Проблема соотношения искусства и политики не нова. Сравнительно недавно она вновь напомнила о себе в российской реальности. Выяснилось, что целый ряд известных художников, которых принято считать шокирующими авангардистами (среди них Олег Кулик, Гия Ригвава, Анатолий Осмоловский), выполняют заказы, хоть и не афишируют этого, разных политических партий, главным образом КРО, но также НДР, "Яблока" и других, менее крупных. Об актуальном аспекте проблемы "искусство и политика" пишет ЕКАТЕРИНА Ъ-ДЕГОТЬ.

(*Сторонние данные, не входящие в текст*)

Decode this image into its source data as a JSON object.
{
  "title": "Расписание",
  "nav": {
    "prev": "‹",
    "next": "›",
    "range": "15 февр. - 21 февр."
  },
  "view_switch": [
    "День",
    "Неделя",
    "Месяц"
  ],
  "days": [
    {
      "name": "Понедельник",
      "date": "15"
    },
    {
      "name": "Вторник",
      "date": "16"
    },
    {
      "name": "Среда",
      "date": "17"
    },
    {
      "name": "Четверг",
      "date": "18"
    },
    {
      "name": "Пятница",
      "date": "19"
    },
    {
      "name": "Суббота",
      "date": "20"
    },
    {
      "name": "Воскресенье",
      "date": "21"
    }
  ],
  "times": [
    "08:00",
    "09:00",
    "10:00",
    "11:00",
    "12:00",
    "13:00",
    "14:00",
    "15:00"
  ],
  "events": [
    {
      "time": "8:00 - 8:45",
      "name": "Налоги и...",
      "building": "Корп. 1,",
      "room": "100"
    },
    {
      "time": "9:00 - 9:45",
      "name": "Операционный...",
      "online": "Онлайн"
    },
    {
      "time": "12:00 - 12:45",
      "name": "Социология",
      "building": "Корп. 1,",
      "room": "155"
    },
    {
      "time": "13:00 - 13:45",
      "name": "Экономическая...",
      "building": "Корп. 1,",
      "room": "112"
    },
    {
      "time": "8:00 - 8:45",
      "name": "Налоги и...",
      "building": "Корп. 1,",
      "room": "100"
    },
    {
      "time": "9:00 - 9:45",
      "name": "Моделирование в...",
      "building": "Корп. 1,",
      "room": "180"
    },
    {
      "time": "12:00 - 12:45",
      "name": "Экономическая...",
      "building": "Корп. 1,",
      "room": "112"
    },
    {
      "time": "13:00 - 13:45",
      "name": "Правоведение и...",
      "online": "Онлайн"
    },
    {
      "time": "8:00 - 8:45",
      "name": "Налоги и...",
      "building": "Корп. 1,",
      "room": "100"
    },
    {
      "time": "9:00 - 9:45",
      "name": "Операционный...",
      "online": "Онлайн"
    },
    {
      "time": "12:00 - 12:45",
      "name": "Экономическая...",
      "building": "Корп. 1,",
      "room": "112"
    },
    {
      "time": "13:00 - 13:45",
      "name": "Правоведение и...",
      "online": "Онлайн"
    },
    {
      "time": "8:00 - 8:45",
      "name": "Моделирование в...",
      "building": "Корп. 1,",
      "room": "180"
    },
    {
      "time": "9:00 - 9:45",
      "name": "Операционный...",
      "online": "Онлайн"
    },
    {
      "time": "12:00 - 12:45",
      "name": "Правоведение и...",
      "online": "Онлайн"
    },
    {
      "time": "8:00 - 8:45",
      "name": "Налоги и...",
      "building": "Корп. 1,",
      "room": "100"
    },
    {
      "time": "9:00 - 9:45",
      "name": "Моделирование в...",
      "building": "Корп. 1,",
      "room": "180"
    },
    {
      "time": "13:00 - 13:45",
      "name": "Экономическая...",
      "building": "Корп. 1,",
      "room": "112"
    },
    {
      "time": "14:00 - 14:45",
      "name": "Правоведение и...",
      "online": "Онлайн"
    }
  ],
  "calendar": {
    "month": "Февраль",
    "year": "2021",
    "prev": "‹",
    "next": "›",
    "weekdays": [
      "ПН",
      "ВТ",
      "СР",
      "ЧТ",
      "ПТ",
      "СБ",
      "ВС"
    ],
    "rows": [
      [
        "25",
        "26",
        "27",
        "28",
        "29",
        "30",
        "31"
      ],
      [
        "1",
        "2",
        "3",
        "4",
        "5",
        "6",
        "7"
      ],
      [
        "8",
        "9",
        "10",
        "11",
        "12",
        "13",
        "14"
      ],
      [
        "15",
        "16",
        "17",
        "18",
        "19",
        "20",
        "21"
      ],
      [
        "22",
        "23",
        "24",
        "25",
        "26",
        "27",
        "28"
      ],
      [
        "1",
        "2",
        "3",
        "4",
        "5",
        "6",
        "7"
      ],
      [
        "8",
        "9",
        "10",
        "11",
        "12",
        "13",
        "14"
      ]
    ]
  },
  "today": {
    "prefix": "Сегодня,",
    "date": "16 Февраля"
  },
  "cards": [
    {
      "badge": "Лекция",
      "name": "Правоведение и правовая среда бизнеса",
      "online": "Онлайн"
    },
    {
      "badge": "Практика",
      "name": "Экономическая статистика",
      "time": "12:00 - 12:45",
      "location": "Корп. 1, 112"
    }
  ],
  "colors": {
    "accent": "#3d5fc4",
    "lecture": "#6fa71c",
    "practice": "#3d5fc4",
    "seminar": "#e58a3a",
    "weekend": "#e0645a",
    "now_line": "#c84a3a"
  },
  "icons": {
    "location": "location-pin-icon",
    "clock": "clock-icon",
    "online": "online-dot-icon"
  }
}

Художники не просто делают клипы или плакаты, но доносят свой стратегический опыт современного художника до руководства заинтересованных партий. Вовлек их в этот проект галерист Марат Гельман, который в среде художников и критиков всегда имел репутацию социально ангажированного человека. Сегодня эта репутация подтверждается, и галерист представляет себя каждому интересующемуся в качестве руководителя отдела загадочной, пока никому не представленной организации под названием "Гуманитарно-техническая корпорация", которая задумана как "постоянно действующая машина по изменению смыслов" (по словам самого Гельмана).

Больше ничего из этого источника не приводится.